While O’Dea is considered one of the GOP’s best Senate recruits this cycle, he still faces a steep climb to defeat Bennet, a two-term incumbent, in what has become a blue state. No Republican has won a statewide general election in Colorado since 2014, when former Sen. Cory Gardner (R-Colo.) defeated former Sen. Mark Udall (D-Colo.), which also led to GOP wins in the offices of state attorney general and secretary of state.
“To win a state like Colorado, you need everyone open to you to vote for you. Any sort of shooting inside the tent has potentially profound consequences,” the second GOP strategist said. “You need everyone.”
In a statement on Monday in response to the ex-president, O’Dea said that he is “a construction guy, not a politician.”
“President Trump is entitled to his opinion but I’m my own man and I’ll call it like I see it. Another Biden, Trump election will tear this country apart,” O’Dea said, adding that Florida Gov. Ron DeSantis (R), Sen. Tim Scott (R-S.C.), former Secretary of State Mike Pompeo and former U.S. Ambassador to the United Nations Nikki Haley “would be better choices.”
“These elections should be focused on Joe Biden’s failures – supercharged inflation, a broken border, rampant crime, a war on American energy – not a rehash of 2020,” O’Dea added. “America needs to move forward.”
According to a Marist University survey taken earlier this month, Bennet led O’Dea by 6 percentage points.
The Senate Leadership Fund, a group run by top allies of McConnell, donated $1.2m to an O’Dea super PAC on Oct. 7, which went toward a two-week ad buy in Denver. The group has not ruled out making further investment in the race and is continuing to monitor it, according to an SLF spokesperson.
Given the margin to overcome, some Republicans are skeptical that Trump’s comments will make much of a dent when all is said and done. They note that O’Dea has been vocal about his opposition to the former president for months and believe the state’s antipathy for Trump will render his comments relatively null and void.

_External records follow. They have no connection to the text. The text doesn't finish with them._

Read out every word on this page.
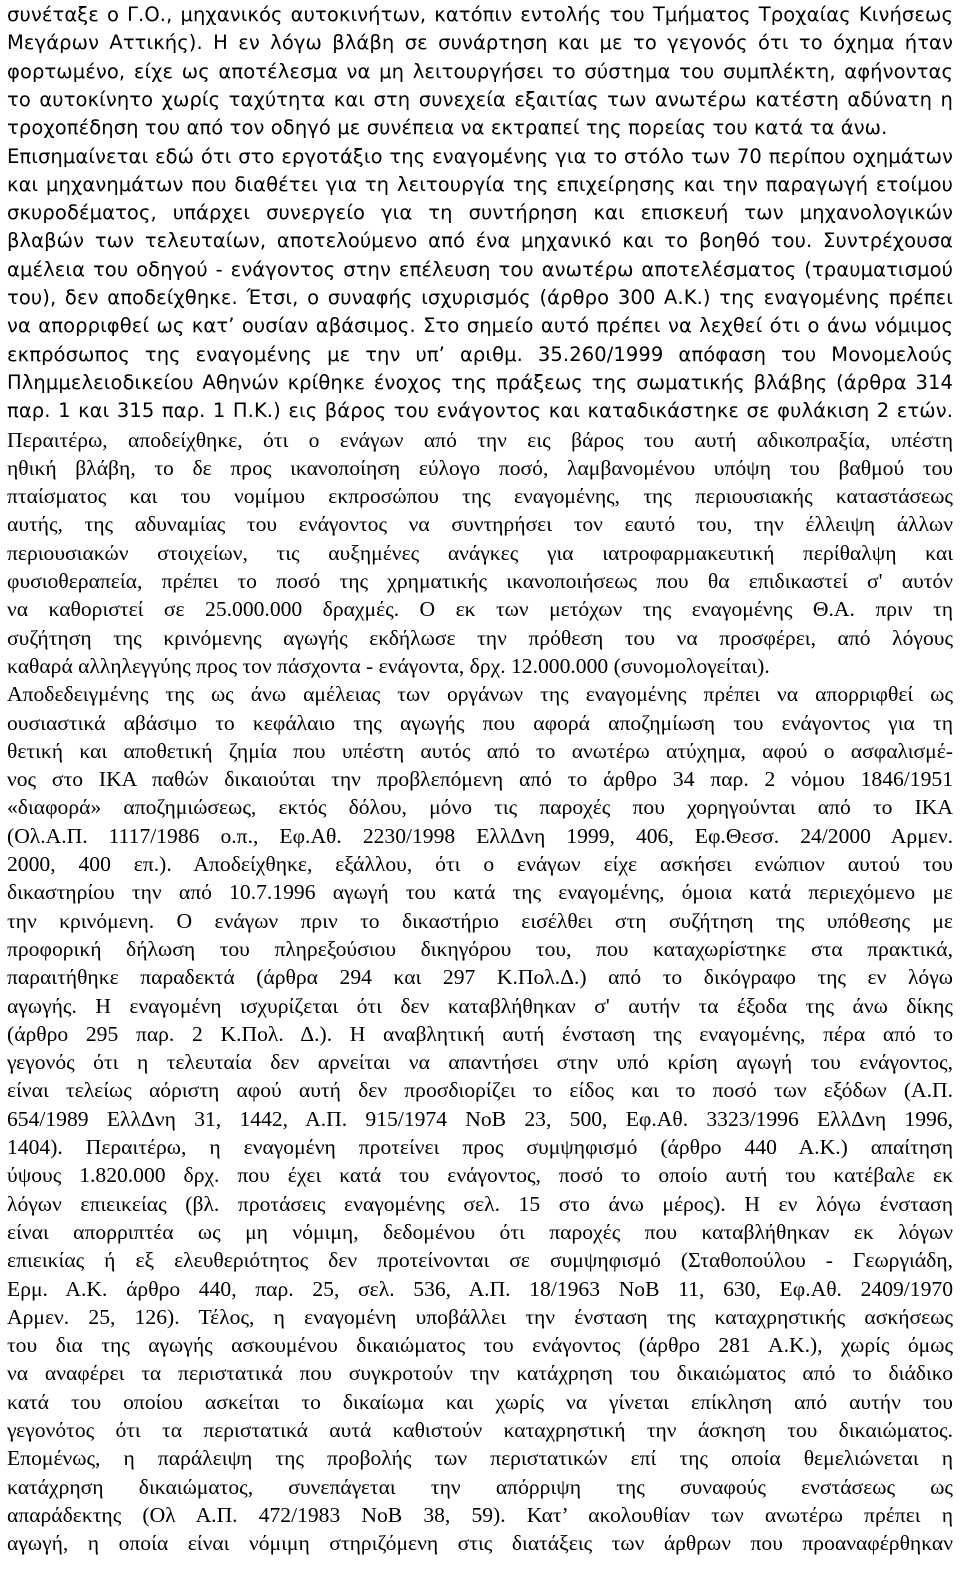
συνέταξε ο Γ.Ο., μηχανικός αυτοκινήτων, κατόπιν εντολής του Τμήματος Τροχαίας Κινήσεως
Μεγάρων Αττικής). Η εν λόγω βλάβη σε συνάρτηση και με το γεγονός ότι το όχημα ήταν
φορτωμένο, είχε ως αποτέλεσμα να μη λειτουργήσει το σύστημα του συμπλέκτη, αφήνοντας
το αυτοκίνητο χωρίς ταχύτητα και στη συνεχεία εξαιτίας των ανωτέρω κατέστη αδύνατη η
τροχοπέδηση του από τον οδηγό με συνέπεια να εκτραπεί της πορείας του κατά τα άνω.
Επισημαίνεται εδώ ότι στο εργοτάξιο της εναγομένης για το στόλο των 70 περίπου οχημάτων
και μηχανημάτων που διαθέτει για τη λειτουργία της επιχείρησης και την παραγωγή ετοίμου
σκυροδέματος, υπάρχει συνεργείο για τη συντήρηση και επισκευή των μηχανολογικών
βλαβών των τελευταίων, αποτελούμενο από ένα μηχανικό και το βοηθό του. Συντρέχουσα
αμέλεια του οδηγού - ενάγοντος στην επέλευση του ανωτέρω αποτελέσματος (τραυματισμού
του), δεν αποδείχθηκε. Έτσι, ο συναφής ισχυρισμός (άρθρο 300 Α.Κ.) της εναγομένης πρέπει
να απορριφθεί ως κατ’ ουσίαν αβάσιμος. Στο σημείο αυτό πρέπει να λεχθεί ότι ο άνω νόμιμος
εκπρόσωπος της εναγομένης με την υπ’ αριθμ. 35.260/1999 απόφαση του Μονομελούς
Πλημμελειοδικείου Αθηνών κρίθηκε ένοχος της πράξεως της σωματικής βλάβης (άρθρα 314
παρ. 1 και 315 παρ. 1 Π.Κ.) εις βάρος του ενάγοντος και καταδικάστηκε σε φυλάκιση 2 ετών.
Περαιτέρω, αποδείχθηκε, ότι ο ενάγων από την εις βάρος του αυτή αδικοπραξία, υπέστη
ηθική βλάβη, το δε προς ικανοποίηση εύλογο ποσό, λαμβανομένου υπόψη του βαθμού του
πταίσματος και του νομίμου εκπροσώπου της εναγομένης, της περιουσιακής καταστάσεως
αυτής, της αδυναμίας του ενάγοντος να συντηρήσει τον εαυτό του, την έλλειψη άλλων
περιουσιακών στοιχείων, τις αυξημένες ανάγκες για ιατροφαρμακευτική περίθαλψη και
φυσιοθεραπεία, πρέπει το ποσό της χρηματικής ικανοποιήσεως που θα επιδικαστεί σ' αυτόν
να καθοριστεί σε 25.000.000 δραχμές. Ο εκ των μετόχων της εναγομένης Θ.Α. πριν τη
συζήτηση της κρινόμενης αγωγής εκδήλωσε την πρόθεση του να προσφέρει, από λόγους
καθαρά αλληλεγγύης προς τον πάσχοντα - ενάγοντα, δρχ. 12.000.000 (συνομολογείται).
Αποδεδειγμένης της ως άνω αμέλειας των οργάνων της εναγομένης πρέπει να απορριφθεί ως
ουσιαστικά αβάσιμο το κεφάλαιο της αγωγής που αφορά αποζημίωση του ενάγοντος για τη
θετική και αποθετική ζημία που υπέστη αυτός από το ανωτέρω ατύχημα, αφού ο ασφαλισμέ-
νος στο ΙΚΑ παθών δικαιούται την προβλεπόμενη από το άρθρο 34 παρ. 2 νόμου 1846/1951
«διαφορά» αποζημιώσεως, εκτός δόλου, μόνο τις παροχές που χορηγούνται από το ΙΚΑ
(Ολ.Α.Π. 1117/1986 ο.π., Εφ.Αθ. 2230/1998 ΕλλΔνη 1999, 406, Εφ.Θεσσ. 24/2000 Αρμεν.
2000, 400 επ.). Αποδείχθηκε, εξάλλου, ότι ο ενάγων είχε ασκήσει ενώπιον αυτού του
δικαστηρίου την από 10.7.1996 αγωγή του κατά της εναγομένης, όμοια κατά περιεχόμενο με
την κρινόμενη. Ο ενάγων πριν το δικαστήριο εισέλθει στη συζήτηση της υπόθεσης με
προφορική δήλωση του πληρεξούσιου δικηγόρου του, που καταχωρίστηκε στα πρακτικά,
παραιτήθηκε παραδεκτά (άρθρα 294 και 297 Κ.Πολ.Δ.) από το δικόγραφο της εν λόγω
αγωγής. Η εναγομένη ισχυρίζεται ότι δεν καταβλήθηκαν σ' αυτήν τα έξοδα της άνω δίκης
(άρθρο 295 παρ. 2 Κ.Πολ. Δ.). Η αναβλητική αυτή ένσταση της εναγομένης, πέρα από το
γεγονός ότι η τελευταία δεν αρνείται να απαντήσει στην υπό κρίση αγωγή του ενάγοντος,
είναι τελείως αόριστη αφού αυτή δεν προσδιορίζει το είδος και το ποσό των εξόδων (Α.Π.
654/1989 ΕλλΔνη 31, 1442, Α.Π. 915/1974 ΝοΒ 23, 500, Εφ.Αθ. 3323/1996 ΕλλΔνη 1996,
1404). Περαιτέρω, η εναγομένη προτείνει προς συμψηφισμό (άρθρο 440 Α.Κ.) απαίτηση
ύψους 1.820.000 δρχ. που έχει κατά του ενάγοντος, ποσό το οποίο αυτή του κατέβαλε εκ
λόγων επιεικείας (βλ. προτάσεις εναγομένης σελ. 15 στο άνω μέρος). Η εν λόγω ένσταση
είναι απορριπτέα ως μη νόμιμη, δεδομένου ότι παροχές που καταβλήθηκαν εκ λόγων
επιεικίας ή εξ ελευθεριότητος δεν προτείνονται σε συμψηφισμό (Σταθοπούλου - Γεωργιάδη,
Ερμ. Α.Κ. άρθρο 440, παρ. 25, σελ. 536, Α.Π. 18/1963 ΝοΒ 11, 630, Εφ.Αθ. 2409/1970
Αρμεν. 25, 126). Τέλος, η εναγομένη υποβάλλει την ένσταση της καταχρηστικής ασκήσεως
του δια της αγωγής ασκουμένου δικαιώματος του ενάγοντος (άρθρο 281 Α.Κ.), χωρίς όμως
να αναφέρει τα περιστατικά που συγκροτούν την κατάχρηση του δικαιώματος από το διάδικο
κατά του οποίου ασκείται το δικαίωμα και χωρίς να γίνεται επίκληση από αυτήν του
γεγονότος ότι τα περιστατικά αυτά καθιστούν καταχρηστική την άσκηση του δικαιώματος.
Επομένως, η παράλειψη της προβολής των περιστατικών επί της οποία θεμελιώνεται η
κατάχρηση δικαιώματος, συνεπάγεται την απόρριψη της συναφούς ενστάσεως ως
απαράδεκτης (Ολ Α.Π. 472/1983 ΝοΒ 38, 59). Κατ’ ακολουθίαν των ανωτέρω πρέπει η
αγωγή, η οποία είναι νόμιμη στηριζόμενη στις διατάξεις των άρθρων που προαναφέρθηκαν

“O’Dea has been very clear that he is a Republican. He is a businessperson. He has been very clear about what he thinks about Trump,” said one GOP operative with Trump ties. “I don’t think it’s going to change things for O’Dea either. It’s a wash. It gets Trump some clicks and some headlines. It gets O’Dea the same. … It’s a self-fulfilling prophecy. O’Dea says he doesn’t like Trump. Trump bashes O’Dea. O’Dea can say ‘see?’”
The operative also pointed to Trump’s continued push to install loyalists throughout the GOP ranks, including at the state party and county level, as a likely reason for the Monday statement.
“Trump wants the party to reflect him,” the strategist added.